220 GHz Urban Microcell Channel Measurement and Characterization on a University Campus
Yuanbo Li, Yiqin Wang, Yejian Lyu, Ziming Yu, Chong Han
TL;DR
This work addresses the need for reliable THz channel characterization in urban microcells by conducting a 220 GHz measurement campaign along a campus road with 24 Rx positions. Using a correlation-based time-domain sounder, the authors quantify foliage attenuation, spatial consistency, and a comprehensive set of channel statistics, including path loss, shadow fading, K-factor, delay and angular spreads, and cluster parameters, with comparison to 3GPP expectations. Key findings include a mean foliage loss of $16.74$ dB, LoS K-factor of $17.54$ dB, and an average of about $2.56$ clusters in LoS, illustrating weak multipath and strong sparsity at THz frequencies ($ ext{f}=220$ GHz, $ ext{BW}=1.536$ GHz, $ ext{delay resolution}=0.65$ ns). The results reveal that THz UMi channels exhibit smaller large-scale fading and much larger K-factors than extrapolated from 3GPP models, underscoring the need for THz-specific channel models to inform outdoor THz network design and standardization.
Abstract
Owning abundant bandwidth resources, the Terahertz (THz) band (0.1-10~THz) is envisioned as a key technology to realize ultra-high-speed communications in 6G and beyond wireless networks.

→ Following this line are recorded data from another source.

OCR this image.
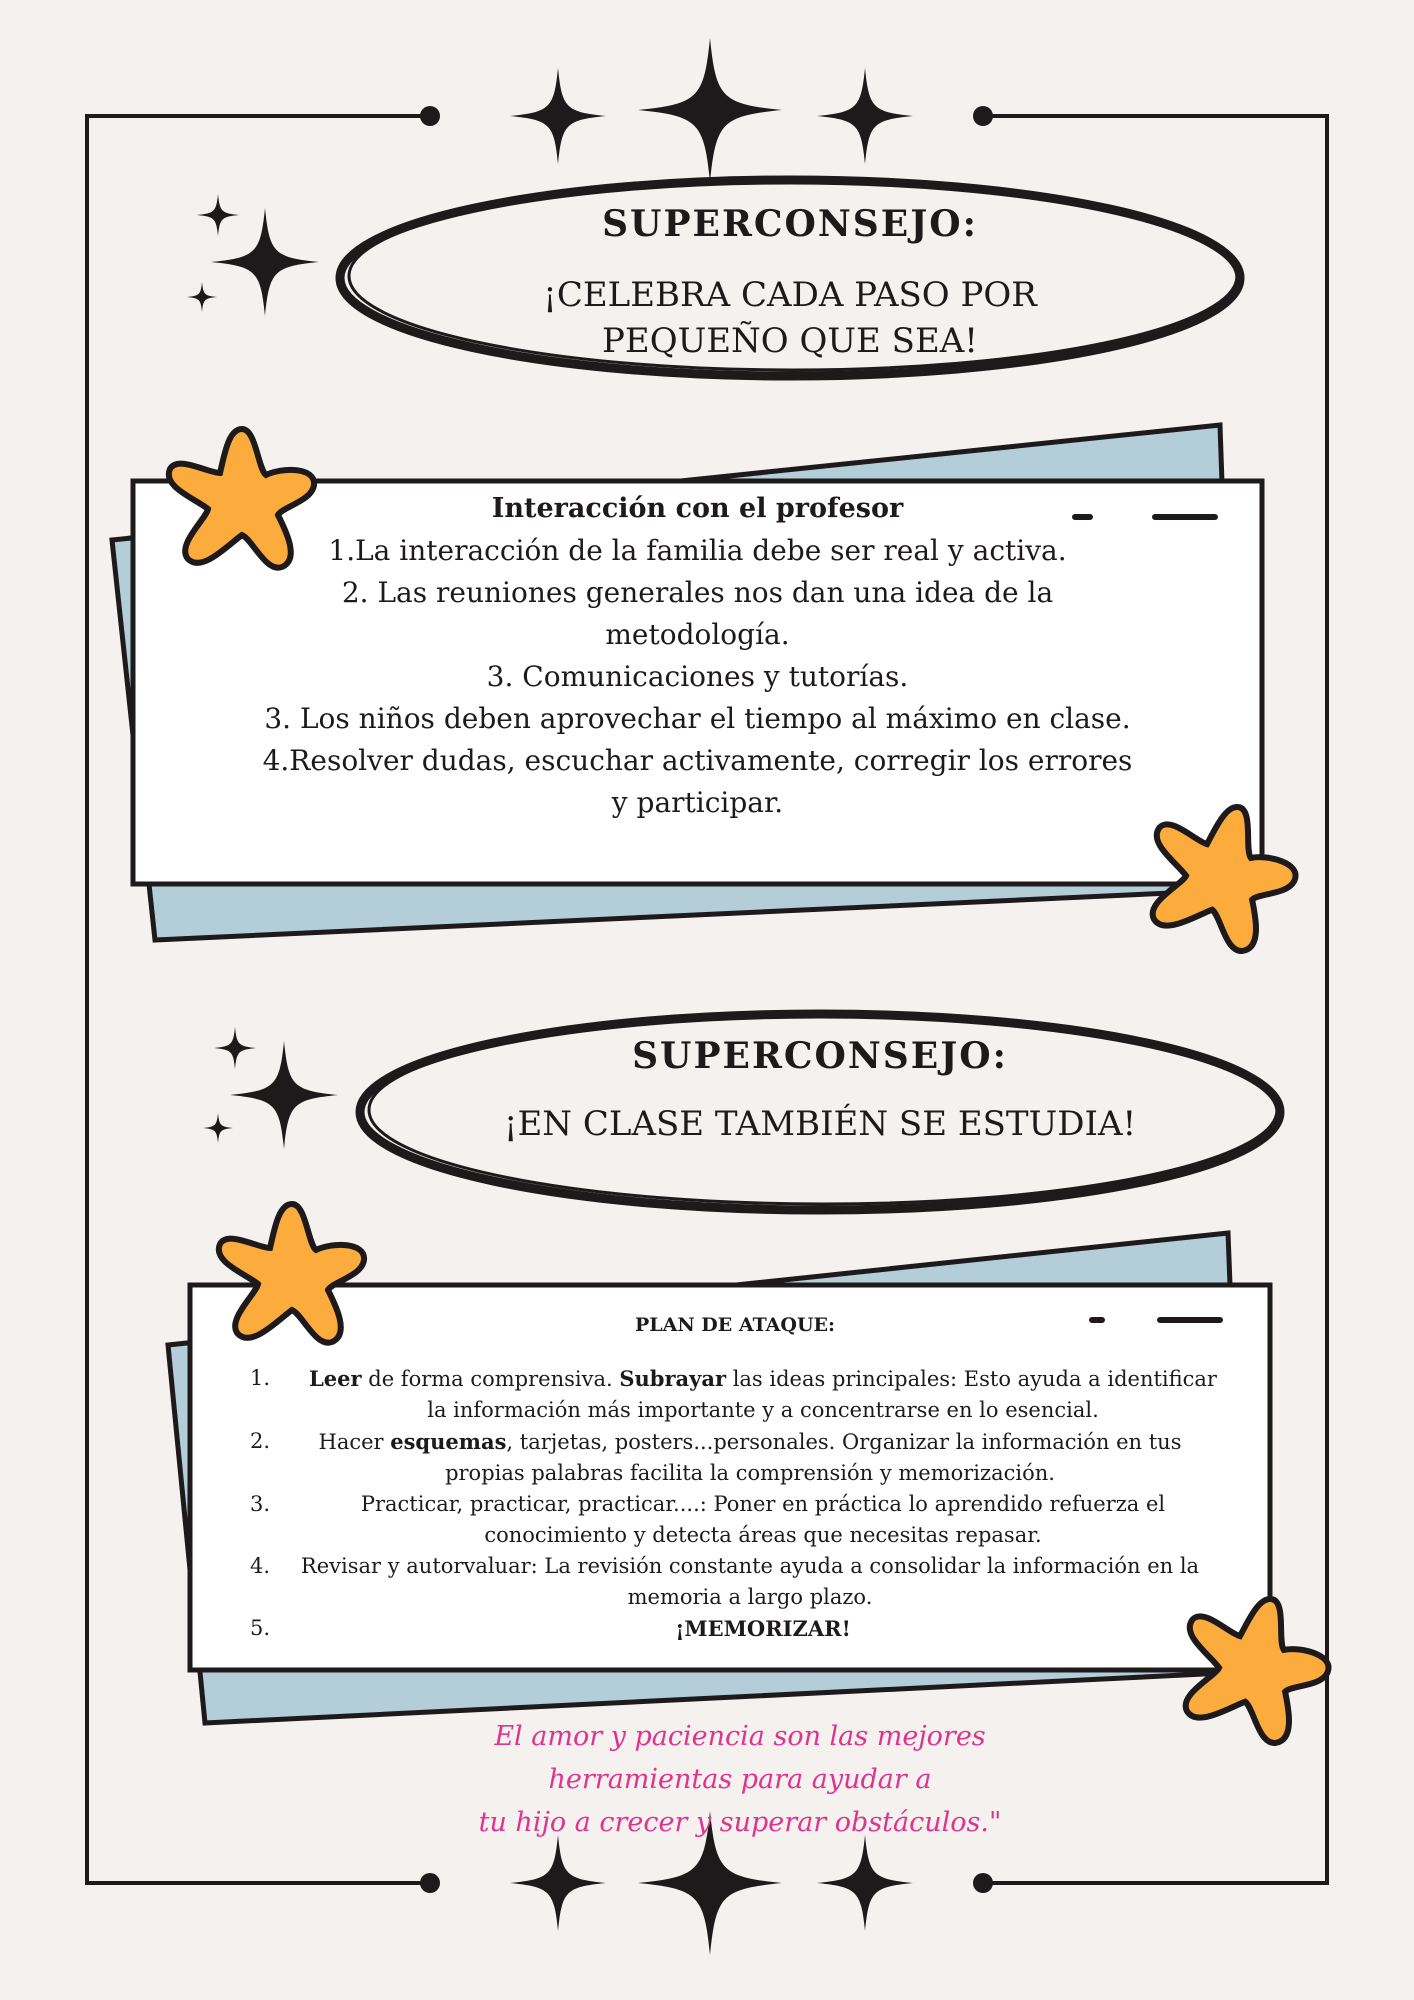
SUPERCONSEJO:
¡CELEBRA CADA PASO POR
PEQUEÑO QUE SEA!

Interacción con el profesor

1.La interacción de la familia debe ser real y activa.

2. Las reuniones generales nos dan una idea de la

metodología.

3. Comunicaciones y tutorías.

3. Los niños deben aprovechar el tiempo al máximo en clase.

4.Resolver dudas, escuchar activamente, corregir los errores

y participar.

SUPERCONSEJO:
¡EN CLASE TAMBIÉN SE ESTUDIA!

PLAN DE ATAQUE:

1.	Leer de forma comprensiva. Subrayar las ideas principales: Esto ayuda a identificar la información más importante y a concentrarse en lo esencial.
2.	Hacer esquemas, tarjetas, posters...personales. Organizar la información en tus propias palabras facilita la comprensión y memorización.
3.	Practicar, practicar, practicar....: Poner en práctica lo aprendido refuerza el conocimiento y detecta áreas que necesitas repasar.
4.	Revisar y autorvaluar: La revisión constante ayuda a consolidar la información en la memoria a largo plazo.
5.	¡MEMORIZAR!
El amor y paciencia son las mejores
herramientas para ayudar a
tu hijo a crecer y superar obstáculos."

To realize reliable THz communications in urban microcell (UMi) environments, propagation analysis and channel characterization are still insufficient. In this paper, channel measurement campaigns are conducted in a UMi scenario at 220~GHz, using a correlation-based time domain channel sounder. 24 positions are measured along a road on the university campus, with distances ranging from 34~m to 410~m. Based on the measurement results, the spatial consistency and interaction of THz waves to the surrounding environments are analyzed. Moreover, the additional loss due to foliage blockage is calculated and an average value of 16.7~dB is observed. Furthermore, a full portrait of channel characteristics, including path loss, shadow fading, K-factor, delay and angular spreads, as well as cluster parameters, is calculated and analyzed. Specifically, an average K-factor value of 17.5 dB is measured in the line-of-sight (LoS) case, which is nearly two times larger than the extrapolated values from the 3GPP standard, revealing weak multipath effects in the THz band. Additionally, 2.5 clusters on average are observed in the LoS case, around one fifth of what is defined in the 3GPP model, which uncovers the strong sparsity in THz UMi. The results and analysis in this work can offer guidance for system design for future THz UMi networks.